После этих слов Жаксылыку почудилось отдалённая рассыпчатая барабанная дробь, и как будто бы всё тело его пронзил легкий электрический разряд… Представилось ему, что рядом с ним Шамиль бьет в свой барабан, и одет в свою черную куртку, опоясан своим парадным белым ремнем, и дыхание его парит на крепком сибирском морозце…

Представитель военкомата выступил и в конце добавил: «Мы сегодня с вами обновили могилу по-солдатски, ибо он дважды за свою короткую жизнь совершил человеческий подвиг…»

В свою очередь мулла тоже во исполнение своих обязанностей держал речь: сначала на арабском, а затем закончил её на башкирском: «Приветствую вас всех, мусульмане! Пусть будет доволен Аллах нами: и тех, кто покинул этот бренный мир до нас, и тех, кто покинет после нас! Аминь!..» – и прошел первым на кладбище. За ним Жаксылык, держа в руках маленький желтоватый гробик, с землей внутри, Олжаз с кем-то из местных несли памятник.
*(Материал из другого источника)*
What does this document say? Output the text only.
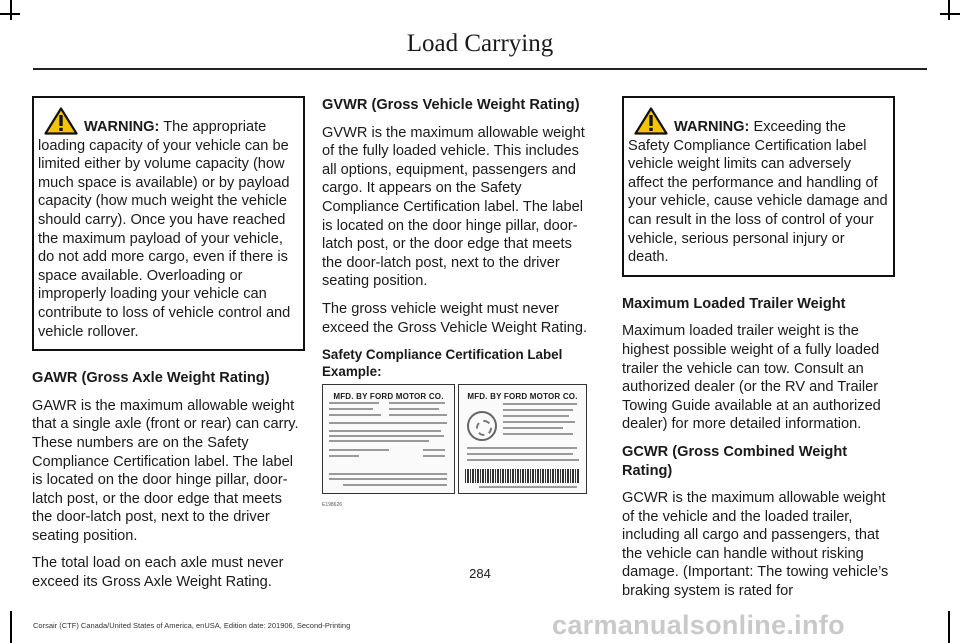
Load Carrying

WARNING: The appropriate loading capacity of your vehicle can be limited either by volume capacity (how much space is available) or by payload capacity (how much weight the vehicle should carry). Once you have reached the maximum payload of your vehicle, do not add more cargo, even if there is space available. Overloading or improperly loading your vehicle can contribute to loss of vehicle control and vehicle rollover.

GAWR (Gross Axle Weight Rating)

GAWR is the maximum allowable weight that a single axle (front or rear) can carry. These numbers are on the Safety Compliance Certification label. The label is located on the door hinge pillar, door-latch post, or the door edge that meets the door-latch post, next to the driver seating position.

The total load on each axle must never exceed its Gross Axle Weight Rating.

GVWR (Gross Vehicle Weight Rating)

GVWR is the maximum allowable weight of the fully loaded vehicle. This includes all options, equipment, passengers and cargo. It appears on the Safety Compliance Certification label. The label is located on the door hinge pillar, door-latch post, or the door edge that meets the door-latch post, next to the driver seating position.

The gross vehicle weight must never exceed the Gross Vehicle Weight Rating.

Safety Compliance Certification Label Example:

MFD. BY FORD MOTOR CO.	MFD. BY FORD MOTOR CO.
E198626

WARNING: Exceeding the Safety Compliance Certification label vehicle weight limits can adversely affect the performance and handling of your vehicle, cause vehicle damage and can result in the loss of control of your vehicle, serious personal injury or death.

Maximum Loaded Trailer Weight

Maximum loaded trailer weight is the highest possible weight of a fully loaded trailer the vehicle can tow. Consult an authorized dealer (or the RV and Trailer Towing Guide available at an authorized dealer) for more detailed information.

GCWR (Gross Combined Weight Rating)

GCWR is the maximum allowable weight of the vehicle and the loaded trailer, including all cargo and passengers, that the vehicle can handle without risking damage. (Important: The towing vehicle’s braking system is rated for

284
Corsair (CTF) Canada/United States of America, enUSA, Edition date: 201906, Second-Printing	carmanualsonline.info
Вслед деревенские мужики и мальчишки. А бывшая глава сельского совета появилась только после того, как начали сбор средств на оградку новой могилы Шамиля. И она положила больше всех…

 

 

* * *

 

Во дворе у Фатимы перед летним домиком стол ломился от угощения: бишбармак, каймак, кумыс, мед… Глава администрации подарил Жаксылыку фигурку беркута, искусно вырезанную из липы учениками местной школы, а Олжасу преподнес фигурку лося, и сказал: «Прилетайте к нам, как этот беркут и прибегайте, как этот лось, мы будем всегда вам рады!..»
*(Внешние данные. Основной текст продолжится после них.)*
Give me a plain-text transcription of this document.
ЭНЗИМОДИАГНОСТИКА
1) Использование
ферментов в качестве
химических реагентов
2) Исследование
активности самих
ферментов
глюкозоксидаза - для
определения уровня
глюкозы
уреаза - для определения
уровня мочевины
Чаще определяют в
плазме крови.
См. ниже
Набравшая было скорость иномарка вдруг остановилась и повернула обратно. Жаксылык, лихо выскочив из машины, подбежал к стоящему среди провожающих Камилю и надел поверх его красной бейсболки казахскую национальную шляпу – «айыр калпак» и поспешил обратно к машине, словно не желая видеть горестные и в то же время благодарные слезы на глазах Фатимы и Айгуль…

 


1 Курут – башкирская национальная еда. Сухой кисломолочный продукт, который представляет собой нечто среднее между сыром и творогом. Талкан – башкирская национальная еда. Продукт из пророщенного зерна ячменя, овса, пшеницы, измельчённого до состояния муки. Его используют для приготовления напитков каши, других блюд.

2 Акман-токман – последний буран в марте, в котором, по преданию башкирского народа, погибли два родных брата Акман и Токман.

3 Мулдаке – мулла.

4 Алхамдимуллах (башк.) – Слава Аллаху.

5 Афарин – возглас одобрения (башк. яз.).